I want new wheels and tires for my Jeep Gladiator. The five-spoke wheels on a Sport S are so boring that I think about them at night when I’m trying to fall asleep. However, aftermarket truck wheels generally appear to be designed as accessories Mad Max: Fury Road, with a large filigree bro of bolts and exposed tips and striking contrasting colors. “Hey look at me!” they say, “I spent two paychecks on a set of Chud MegaOctane line wheels and increased my unsprung weight by 15 pounds per corner.” American Expedition Vehicles makes some wheels that are the exception (tasteful designs, made in Italy), but they’re also meant for bigger tires, and then you need a lift. And once that’s done, you’re on your way to what’s euphemistically called “a build.” That is, spending endless money in an endless search for some unquantifiable higher plane of vehicular existence. And I’m afraid that if I got into it, I might not know where to stop.
And so the Gladiator remains resolutely, limply, stock. I haven’t increased the boost on the 3.0 liter diesel. I haven’t raised it or even leveled the front to match the back of the high tail. It came with the Alpine stereo, so no need to be fooled. A Gladiator is a blank canvas to customize, and yet I’m afraid to make a misstep. What if I lift it up and get 35 inch tires and find they are noisy and I hate them? What if I put on a new socket and it makes noise and I hate it? That Mopar Sunrider soft top insert over the front seats looks cool, but what if… actually, it doesn’t matter what if. I tested one of these in a Wrangler and at 70 mph with the top open, the interior was louder than a low-altitude flyby of an F-16. Maybe I’ll just get some stripes.
Yes, stripes. I’ve been mulling over a stripe package that evokes the old Jeep Scramblers, a retro yellow and orange scheme on the flanks. I think it would look great, it wouldn’t cost much, and if I didn’t like the vibe, I could take it all out. As we say in the custom car game, stripes are low stakes. And yet I feel a little ridiculous for coveting such a thing: I’m a grown man and I want to put stripes on my truck. The world is chaos, a simmering cauldron of calamity and unrelenting existential crisis, and I say, “I need some stripes. For my TRUCK!” I may be rethinking it.
I haven’t even mentioned my other truck, the 2003 Ram. That one I have no intention of modifying, but at least in this case I have a point. The Dodge is in relatively nice shape, and with paint and some trim it would essentially be like driving a new truck. And that’s a rare experience for anyone interested in reliving 2003 from the seat of a regular-cab Dodge. Maybe I’ve watched too many Bring a Trailer auctions, but it looks like for the Ram, there’s no upside to mods – stock is where the love is.

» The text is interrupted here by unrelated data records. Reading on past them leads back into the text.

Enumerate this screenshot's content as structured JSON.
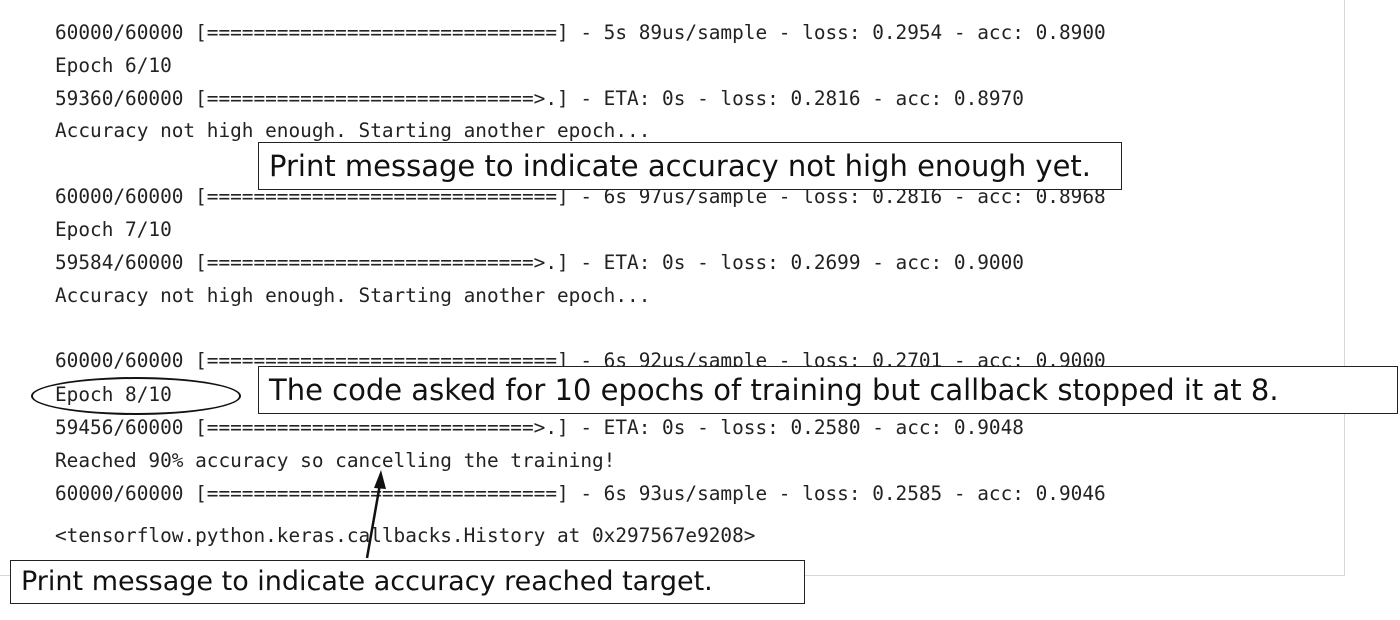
{
  "console": {
    "lines": [
      "60000/60000 [==============================] - 5s 89us/sample - loss: 0.2954 - acc: 0.8900",
      "Epoch 6/10",
      "59360/60000 [============================>.] - ETA: 0s - loss: 0.2816 - acc: 0.8970",
      "Accuracy not high enough. Starting another epoch...",
      "60000/60000 [==============================] - 6s 97us/sample - loss: 0.2816 - acc: 0.8968",
      "Epoch 7/10",
      "59584/60000 [============================>.] - ETA: 0s - loss: 0.2699 - acc: 0.9000",
      "Accuracy not high enough. Starting another epoch...",
      "60000/60000 [==============================] - 6s 92us/sample - loss: 0.2701 - acc: 0.9000",
      "Epoch 8/10",
      "59456/60000 [============================>.] - ETA: 0s - loss: 0.2580 - acc: 0.9048",
      "Reached 90% accuracy so cancelling the training!",
      "60000/60000 [==============================] - 6s 93us/sample - loss: 0.2585 - acc: 0.9046",
      "<tensorflow.python.keras.callbacks.History at 0x297567e9208>"
    ]
  },
  "annotations": {
    "accuracy_not_enough": "Print message to indicate accuracy not high enough yet.",
    "callback_stopped": "The code asked for 10 epochs of training but callback stopped it at 8.",
    "accuracy_reached": "Print message to indicate accuracy reached target."
  }
}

With the Jeep, though, I suffer from a kind of reverse FOMO, that lingering worry that I’ll invest time and money and end up unhappy with the results. And so I do nothing. Well, ok, I bought some factory Rubicon takeoff rock rails for $100, but it’s not really a mod when you’re installing a factory part that should be standard in the first place. Have you seen a Gladiator without rock rails or side steps? There is sheet metal hanging under the doors, mounting holes clearly visible, making it look like it rolled off the assembly line 15 minutes earlier. Adding rock rails was the least I could do for it. Gladiator, come out when you’re decent.

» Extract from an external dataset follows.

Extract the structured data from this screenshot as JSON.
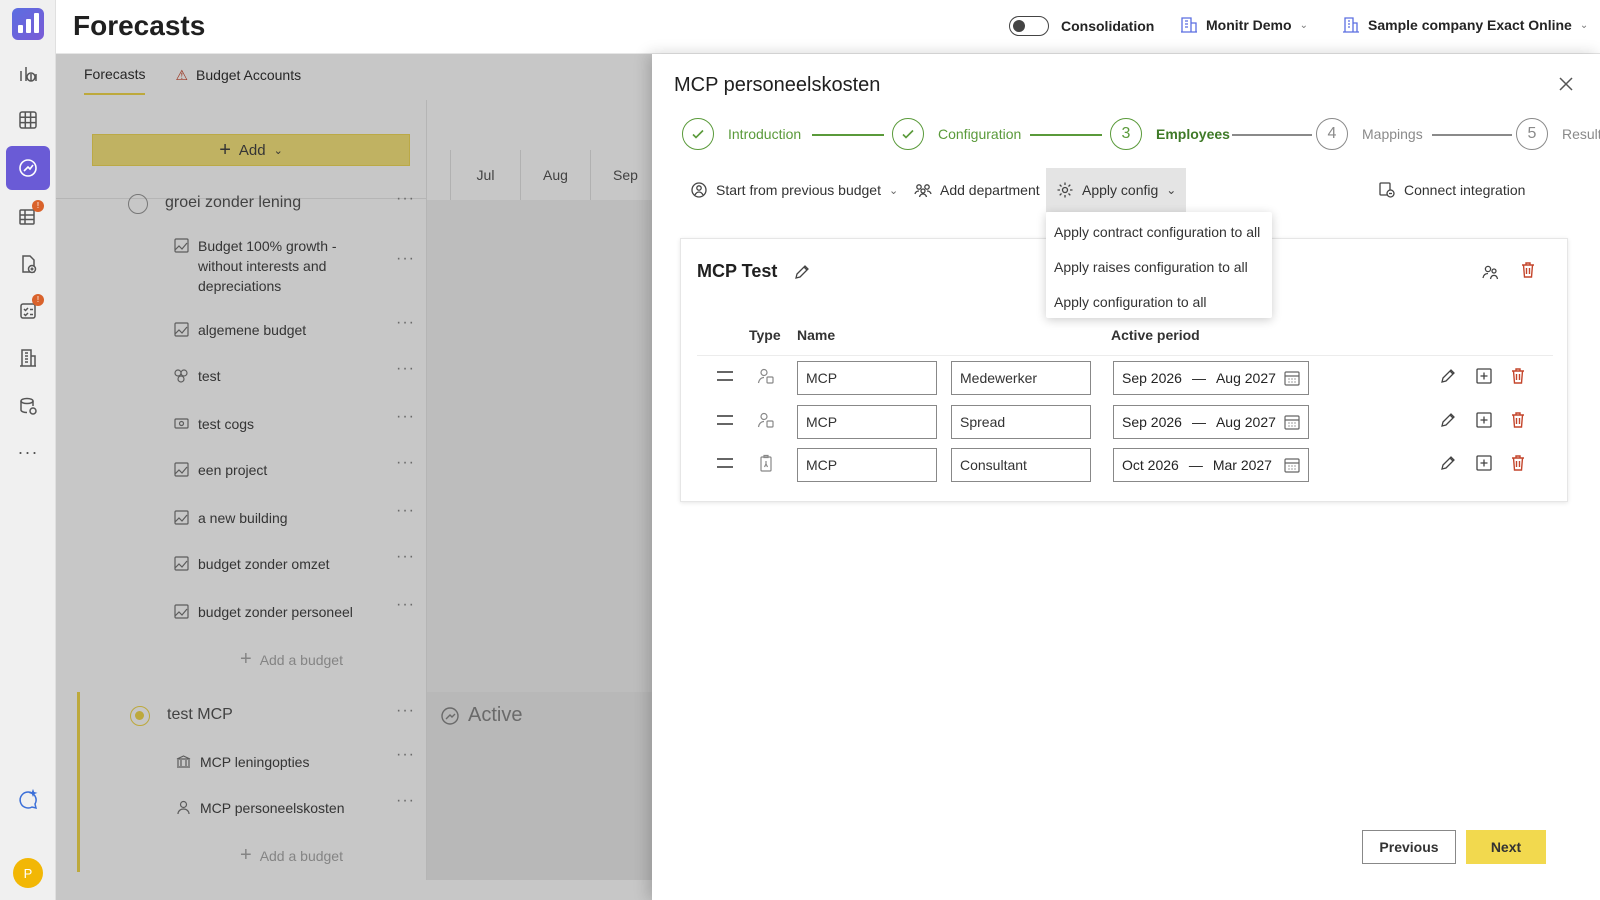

Along these lines, I also just found someone on Facebook Marketplace selling Gladiator Rubicon wheels and tires, brand new. He took them off his truck, presumably because he lifted it and installed 35 or 37 inch tires. I guess I should feel like a loser, longing for someone else’s not-cool-enough dump parts, but building a truck mixed with real Jeep components could satisfy my economy while minimizing the chance of aesthetic ruin or functional
If this works, I might be fine for a while. That’s what I say to myself, as my Jeep slowly transforms into a 500-horsepower, eight-foot-tall monster truck with gold wheels and two rows of KC Daylighters on a tubular bar. No, no, this is not inevitable. But I only asked for the stripes.
Senior Editor
Ezra Dyer is one Car and driver senior editor and columnist. Now he lives in North Carolina, but he still remembers how to turn right. He owns a 2009 GEM e4 and once drove 206 mph. These events are mutually exclusive.